Les premiers penseurs de l’écologie demandaient une remise en cause fondamentale de nos modes de vie, en appelaient aux valeurs d’autonomie, d’autogestion, de décentralisation, de critique de la technique, de dépassement du capitalisme. L’écologie politique dénonce la spécialisation de nos sociétés (fondée sur la division croissante du travail) et la perte d’autonomie qui en découle. Les solutions « techniques » aux problèmes environnementaux apparaissent comme un leurre, en tendant non à réduire la croissance, mais à lui donner de nouvelles ressources. Pour l’écologie politique, le développement même de la technique est ce qui pose problème. Il n’y a pas neutralité de la technique, le développement technique est lié à celui du monde industriel et à la destruction de la nature par le mode de production capitaliste. L’écologie politique prend aussi le contre-pied d’une certaine gauche productiviste et autoritaire. Par exemple à propos des nationalisations, il n’y a aucune différence entre un État au service des multinationales et des multinationales au service de l’État. Pourquoi l’État serait-il nécessairement moins exploiteur que certaines sociétés ou certains individus ?
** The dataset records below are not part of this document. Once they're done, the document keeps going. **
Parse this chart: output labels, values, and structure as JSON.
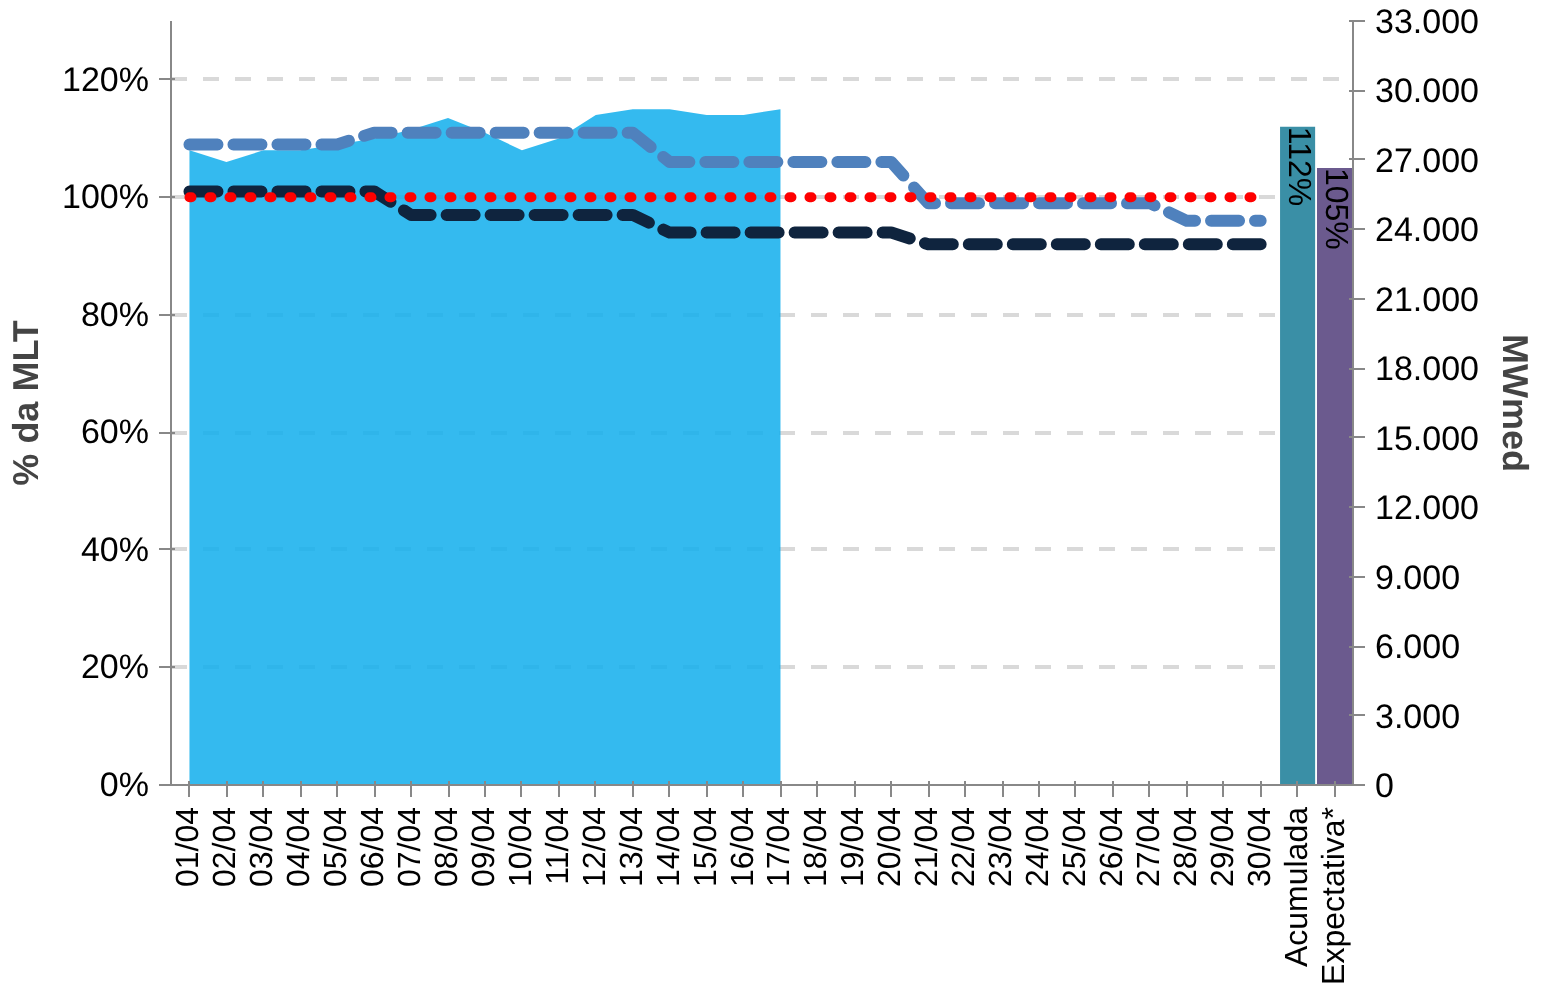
{
  "chart_data": {
    "type": "bar",
    "ylabel": "% da MLT",
    "y2label": "MWmed",
    "categories": [
      "01/04",
      "02/04",
      "03/04",
      "04/04",
      "05/04",
      "06/04",
      "07/04",
      "08/04",
      "09/04",
      "10/04",
      "11/04",
      "12/04",
      "13/04",
      "14/04",
      "15/04",
      "16/04",
      "17/04",
      "18/04",
      "19/04",
      "20/04",
      "21/04",
      "22/04",
      "23/04",
      "24/04",
      "25/04",
      "26/04",
      "27/04",
      "28/04",
      "29/04",
      "30/04",
      "Acumulada",
      "Expectativa*"
    ],
    "series": [
      {
        "type": "area",
        "color": "#10aeec",
        "values": [
          108,
          106,
          108,
          108,
          109,
          110,
          111.5,
          113.5,
          111,
          108,
          110,
          114,
          115,
          115,
          114,
          114,
          115,
          null,
          null,
          null,
          null,
          null,
          null,
          null,
          null,
          null,
          null,
          null,
          null,
          null,
          null,
          null
        ]
      },
      {
        "type": "line",
        "color": "#4f81bd",
        "line_style": "dashed",
        "values": [
          109,
          109,
          109,
          109,
          109,
          111,
          111,
          111,
          111,
          111,
          111,
          111,
          111,
          106,
          106,
          106,
          106,
          106,
          106,
          106,
          99,
          99,
          99,
          99,
          99,
          99,
          99,
          96,
          96,
          96,
          null,
          null
        ]
      },
      {
        "type": "line",
        "color": "#0f243e",
        "line_style": "dashed",
        "values": [
          101,
          101,
          101,
          101,
          101,
          101,
          97,
          97,
          97,
          97,
          97,
          97,
          97,
          94,
          94,
          94,
          94,
          94,
          94,
          94,
          92,
          92,
          92,
          92,
          92,
          92,
          92,
          92,
          92,
          92,
          null,
          null
        ]
      },
      {
        "type": "line",
        "color": "#ff0000",
        "line_style": "dotted",
        "values": [
          100,
          100,
          100,
          100,
          100,
          100,
          100,
          100,
          100,
          100,
          100,
          100,
          100,
          100,
          100,
          100,
          100,
          100,
          100,
          100,
          100,
          100,
          100,
          100,
          100,
          100,
          100,
          100,
          100,
          100,
          null,
          null
        ]
      },
      {
        "color": "#3a8fa6",
        "values": [
          null,
          null,
          null,
          null,
          null,
          null,
          null,
          null,
          null,
          null,
          null,
          null,
          null,
          null,
          null,
          null,
          null,
          null,
          null,
          null,
          null,
          null,
          null,
          null,
          null,
          null,
          null,
          null,
          null,
          null,
          112,
          null
        ],
        "value_labels": [
          null,
          null,
          null,
          null,
          null,
          null,
          null,
          null,
          null,
          null,
          null,
          null,
          null,
          null,
          null,
          null,
          null,
          null,
          null,
          null,
          null,
          null,
          null,
          null,
          null,
          null,
          null,
          null,
          null,
          null,
          "112%",
          null
        ]
      },
      {
        "color": "#6b5a8e",
        "values": [
          null,
          null,
          null,
          null,
          null,
          null,
          null,
          null,
          null,
          null,
          null,
          null,
          null,
          null,
          null,
          null,
          null,
          null,
          null,
          null,
          null,
          null,
          null,
          null,
          null,
          null,
          null,
          null,
          null,
          null,
          null,
          105
        ],
        "value_labels": [
          null,
          null,
          null,
          null,
          null,
          null,
          null,
          null,
          null,
          null,
          null,
          null,
          null,
          null,
          null,
          null,
          null,
          null,
          null,
          null,
          null,
          null,
          null,
          null,
          null,
          null,
          null,
          null,
          null,
          null,
          null,
          "105%"
        ]
      }
    ],
    "ylim": [
      0,
      130
    ],
    "yticks": [
      {
        "value": 0,
        "label": "0%"
      },
      {
        "value": 20,
        "label": "20%"
      },
      {
        "value": 40,
        "label": "40%"
      },
      {
        "value": 60,
        "label": "60%"
      },
      {
        "value": 80,
        "label": "80%"
      },
      {
        "value": 100,
        "label": "100%"
      },
      {
        "value": 120,
        "label": "120%"
      }
    ],
    "y2lim": [
      0,
      33000
    ],
    "y2ticks": [
      0,
      {
        "value": 3000,
        "label": "3.000"
      },
      {
        "value": 6000,
        "label": "6.000"
      },
      {
        "value": 9000,
        "label": "9.000"
      },
      {
        "value": 12000,
        "label": "12.000"
      },
      {
        "value": 15000,
        "label": "15.000"
      },
      {
        "value": 18000,
        "label": "18.000"
      },
      {
        "value": 21000,
        "label": "21.000"
      },
      {
        "value": 24000,
        "label": "24.000"
      },
      {
        "value": 27000,
        "label": "27.000"
      },
      {
        "value": 30000,
        "label": "30.000"
      },
      {
        "value": 33000,
        "label": "33.000"
      }
    ],
    "grid": "y",
    "marker": "none"
  }
}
Le salut passe par la sortie du système étatique en élaborant des microsociétés de base se gouvernant elles-mêmes, associées entre elles. La recherche d’autonomie se traduit par l’autolimitation. Au niveau collectif, l’autonomie de la société signifie la capacité de subvenir à ses propres besoins sans mettre en danger les cycles écologiques ou les ressources naturelles. Il y a autorégulation conviviale. Ivan Illich appelait conviviale une société où l’outil moderne est au service de la personne intégrée à la collectivité, et non au service d’un corps de spécialistes. Conviviale est la société où l’individu contrôle l’outil. L’homme a besoin d’un outil avec lequel travailler, non d’un outillage qui travaille à sa place. Il a besoin d’une technologie qui tire le meilleur parti de l’énergie personnelle, pas d’un outillage qui l’asservisse et le programme. Un exemple de reconquête de l’autonomie serait la création d’ateliers communautaires autogérés, à l’échelle des quartiers. Dans cette optique, tout le monde peut être son propre médecin (au moins pour la plupart des affections courantes) et l’éducateur de ses enfants. Le simple fait d’utiliser des objets construits pour durer et pour être réparables facilement par tout un chacun est déjà un pas vers plus d’écologie et moins de production.

L’écologie politique place enfin au cœur de ses préoccupations l’exigence démocratique. En tant qu’elle considère les individus comme fondamentalement égaux et responsables, elle ne peut que promouvoir une version forte de la démocratie. La sphère du débat et la sphère de la décision sont peuplées des mêmes personnes. C’est l’écologie par en bas.